Before going to Dartmouth for the day we decided to pay a little visit to Salcombe as we were so close it would be rude not to. Oh how the other half live. Salcombe is pretty, busy and full of people with more money than sense. All the shops are designer boutiques, the majority of people wondering the town are weekend yuppie types dressed in designer sailing clothes trying to look rich. Women sport handbag dogs and talk to them as though they are babies. Marisa and I amused ourselves by spotting the most badly dressed and silly looking people. Had to be done! The highlight of the trip was just before we left for Dartmouth Nik and I sat on the harbour wall watching little green crabs climbing up the seaweed stalks and running along the surface of the water using seaweed as their path. So cool, never seen them do that before.
When we arrived at Dartmouth we decided to use the park and ride to get to the town, mainly because a sign said all town center parking was taken. It’s about a mile out of town so we were going to walk it. However, the bus turned up just as we were setting off, which was very good luck, as it was all down hill. The girls were somewhat relieved to know they wouldn’t be walking back up. Dartmouth is a beautiful place. The town was bigger than we expected, but not too big, so we could happily wonder through the shops with the girls without getting bored. The view across the water was spectacular although a little hazy whilst we were there. Nik managed to get a goodly amount of pictures to pay for the trip. The only disappointment was the discovery that across the water was a train station and the track ran along the edge of the water. We realised this because a steam train came along the track. Nik loves steam trains, especially when they are somewhere scenic, as they make superb and very commercial photos. Unfortunately the stretch of water was quite wide and combined with the many yachts in front of the track made it very difficult to get a good photo. The girls had much fun at Nik’s expense as where ever we go we seem to find trains and they’ve decided Dad is a train spotter.
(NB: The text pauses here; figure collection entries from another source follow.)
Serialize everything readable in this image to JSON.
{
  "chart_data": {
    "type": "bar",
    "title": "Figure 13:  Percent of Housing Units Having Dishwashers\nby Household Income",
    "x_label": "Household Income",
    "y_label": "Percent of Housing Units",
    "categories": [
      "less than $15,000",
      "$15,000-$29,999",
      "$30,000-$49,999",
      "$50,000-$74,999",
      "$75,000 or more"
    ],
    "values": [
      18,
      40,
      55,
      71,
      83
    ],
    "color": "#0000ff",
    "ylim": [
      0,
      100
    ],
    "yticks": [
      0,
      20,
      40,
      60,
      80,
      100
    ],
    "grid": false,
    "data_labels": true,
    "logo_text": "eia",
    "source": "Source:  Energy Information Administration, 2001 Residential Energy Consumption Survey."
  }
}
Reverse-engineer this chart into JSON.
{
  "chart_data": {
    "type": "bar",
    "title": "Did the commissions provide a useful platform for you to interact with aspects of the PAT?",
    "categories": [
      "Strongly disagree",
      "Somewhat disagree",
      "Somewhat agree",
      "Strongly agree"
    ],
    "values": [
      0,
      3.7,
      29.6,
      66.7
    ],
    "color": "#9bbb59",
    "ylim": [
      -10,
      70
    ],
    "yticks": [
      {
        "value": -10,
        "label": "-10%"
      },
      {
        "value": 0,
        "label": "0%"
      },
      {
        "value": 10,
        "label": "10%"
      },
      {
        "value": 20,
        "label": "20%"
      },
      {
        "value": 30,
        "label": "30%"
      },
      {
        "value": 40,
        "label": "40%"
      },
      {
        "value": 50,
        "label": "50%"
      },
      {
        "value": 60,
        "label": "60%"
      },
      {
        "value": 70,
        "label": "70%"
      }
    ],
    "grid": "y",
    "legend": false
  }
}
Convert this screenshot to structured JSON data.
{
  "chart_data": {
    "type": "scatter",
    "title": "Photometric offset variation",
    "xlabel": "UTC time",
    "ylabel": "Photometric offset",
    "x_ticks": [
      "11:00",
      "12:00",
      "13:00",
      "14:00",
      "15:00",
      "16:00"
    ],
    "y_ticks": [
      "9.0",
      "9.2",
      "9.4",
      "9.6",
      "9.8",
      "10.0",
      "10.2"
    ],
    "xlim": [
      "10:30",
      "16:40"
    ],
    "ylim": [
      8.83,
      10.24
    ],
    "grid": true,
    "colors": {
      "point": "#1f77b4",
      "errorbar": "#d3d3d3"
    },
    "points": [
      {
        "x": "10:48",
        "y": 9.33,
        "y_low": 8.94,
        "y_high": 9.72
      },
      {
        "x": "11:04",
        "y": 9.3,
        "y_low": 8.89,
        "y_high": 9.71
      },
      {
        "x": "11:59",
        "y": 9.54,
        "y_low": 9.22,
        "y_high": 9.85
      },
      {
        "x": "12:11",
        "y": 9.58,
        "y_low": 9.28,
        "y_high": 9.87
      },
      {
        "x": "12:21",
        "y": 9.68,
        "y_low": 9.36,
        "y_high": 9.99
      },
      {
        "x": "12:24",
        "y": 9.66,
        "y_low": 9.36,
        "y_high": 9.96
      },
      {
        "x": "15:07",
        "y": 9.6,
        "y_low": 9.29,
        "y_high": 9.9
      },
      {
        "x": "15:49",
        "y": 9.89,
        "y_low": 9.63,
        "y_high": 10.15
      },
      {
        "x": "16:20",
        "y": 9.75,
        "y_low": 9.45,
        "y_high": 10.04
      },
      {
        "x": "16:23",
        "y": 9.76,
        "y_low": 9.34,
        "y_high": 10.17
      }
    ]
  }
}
As we had to head back home the next day we decided to take a big step up towards Teignmouth. We spent the night in Newton Abbot so we didn’t have too long a drive the next morning. Teignmouth had a somewhat large town with many, many shops to occupy the girls. The town did well out of the girls this day, they lumbered back to Daisy with big smiles and bags full of new purchases. Books and clothes. We find it’s always best to do the shops first, that way in the afternoon we have as long as we like for walking and the girls can choose if they come with us or not. Teignmouth isn’t the prettiest seaside town, a bit run down to be honest, but we still managed to have a lovely walk and explore before we had to head home totally relaxed and happy to have had such nice weather at last.